Like palms and eucalyptus trees, poplars emit isoprene. Their leaves produce the highly volatile chemical in response to stress, like rising temperatures and drought. The chemical triggers the production of other protective compounds. Because the leaves produce so much isoprene and the molecules are so volatile, some of the isoprene escapes into the air.
Poplar stands, grown to be harvested for biofuels, toilet paper, furniture and more, now cover 36,294 square miles of lands — double the amount of land they did 15 years ago. As a result, more isoprene is being leaked into the atmosphere.
Isoprene molecules react with sunlight to produce ozone, a respiratory irritant. It also encourages the production of atmospheric aerosols, fueling the formation of haze and boosting the greenhouse gas effect of methane.
Through lab experiments, scientists at the University of Arizona, Portland State University, Oregon State University and the Helmholtz Research Center in Munich, Germany, successfully modified the genes of poplar trees to suppress the production of isoprene.
In field tests, researchers planted and monitored the growth of the genetically engineered trees. The data, published this week in the journal PNAS, showed the lack of isoprene did not interfere with the trees’ photosynthesis of biomass production rates.
Even the genetically modified trees grown in Arizona, where the climate is hot and dry, grew healthy and tall.
“The suppression of isoprene production in the leaves has triggered alternative signaling pathways that appear to compensate for the loss of stress tolerance due to isoprene,” lead study author Russell Monson, a professor of ecology and evolutionary biology at the University of Arizona, said in a news release. “The trees exhibited a clever response that allowed them to work around the loss of isoprene and arrive at the same outcome, effectively tolerating high temperature and drought stress.”
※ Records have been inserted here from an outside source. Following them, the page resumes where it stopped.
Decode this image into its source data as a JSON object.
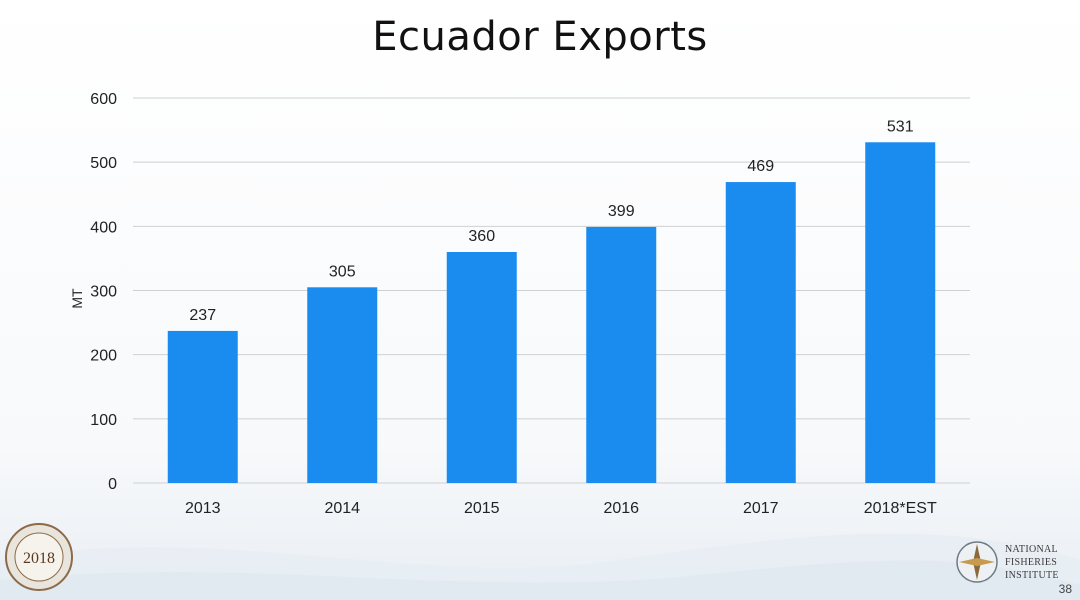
{
  "chart_data": {
    "type": "bar",
    "title": "Ecuador Exports",
    "categories": [
      "2013",
      "2014",
      "2015",
      "2016",
      "2017",
      "2018*EST"
    ],
    "values": [
      237,
      305,
      360,
      399,
      469,
      531
    ],
    "ylabel": "MT",
    "ylim": [
      0,
      600
    ],
    "yticks": [
      0,
      100,
      200,
      300,
      400,
      500,
      600
    ],
    "grid": true,
    "bar_color": "#1a8cf0"
  },
  "slide": {
    "page_number": "38",
    "left_logo_text": "2018",
    "right_logo_lines": [
      "NATIONAL",
      "FISHERIES",
      "INSTITUTE"
    ]
  }
}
The research suggests isoprene emissions can be reduced without impacting biomass production among poplar tree plantations.
The genetic engineering technique deployed by the research team, called RNA interference, was developed by scientists at the Institute of Biochemical Plant Pathology, part of the Helmholtz Research Center.
“RNA interference is like a vaccination — it triggers a natural and highly specific mechanism whereby specific targets are suppressed, be they the RNA of viruses or endogenous genes,” said Helmholtz researcher Steven H. Strauss.
Researchers hypothesized that the trees didn’t suffer growth reductions because poplar trees do most of their growing during the colder, wetter times of the year, when isoprene is less essential.